The more vague yet enticing the trail, the more heat the investigator is likely to catch from the brass as it would appear to them that the more pedestrian (ground-ball) cases are not receiving adequate attention and arrest stats are consequently low. Good stats are critical, translating into favorable media coverage (political capital) and augmented resources (more manpower and funding).

Sasha_Delaney
11-22-2011, 06:33 AM
@ironmikezero The idea though, is that the werewolf is slick enough to get away with it. The reason that the police officer ties the missing criminals together is because he's already familiar with them and their habits, (if not through personal interaction/investigation than through professionally knowing how they operate), and he doesn't buy that this dealer or that pimp just mysteriously left town and cut all ties to whichever organization they belonged to. Also, I kind of want him pursuing it on his own time, as kind of an obsession. (Where are these guys dissappearing to, he wonders). And the only reason that the police officer thinks it's the werewolf is because he was (briefly) a suspect in a murder investigation. (He did it, but there was no substantial proof.)
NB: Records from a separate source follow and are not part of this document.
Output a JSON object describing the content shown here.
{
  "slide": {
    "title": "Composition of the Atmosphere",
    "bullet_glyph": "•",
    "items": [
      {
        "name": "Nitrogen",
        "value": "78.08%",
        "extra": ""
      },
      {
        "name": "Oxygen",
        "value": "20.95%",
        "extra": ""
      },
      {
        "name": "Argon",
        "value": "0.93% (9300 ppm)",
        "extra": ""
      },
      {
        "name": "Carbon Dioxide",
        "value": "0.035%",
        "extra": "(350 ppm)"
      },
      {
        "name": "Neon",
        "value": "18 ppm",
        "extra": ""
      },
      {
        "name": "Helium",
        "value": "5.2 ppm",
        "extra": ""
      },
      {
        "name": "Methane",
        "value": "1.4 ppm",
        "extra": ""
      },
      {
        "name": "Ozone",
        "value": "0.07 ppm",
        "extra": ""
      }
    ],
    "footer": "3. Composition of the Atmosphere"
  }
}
The police-officer protagonist exists to contrast the werewolf protagonist, the pivotal scene in the story will be where the cop encounters the lycanthrope in full wolf-man form. There's a confrontation, but nobody dies, or at least that's the idea . . .

My goal, in posting this thread, is to find someone with law-enforcement experience who can answer my questions well enough to help me make the character and situation realistic and believable.

ajkjd01
11-22-2011, 06:37 AM
Go contact your local police department and ask if they have a ride a long program. Spend an evening or two seeing it first hand, and then you can ask questions of the officers you are riding with between calls.

Sasha_Delaney
11-22-2011, 08:27 AM
Theoretically, that's a good idea. In practice . . . not so much. For reasons I'd rather not discuss outside of a private message, that would be very much a last resort.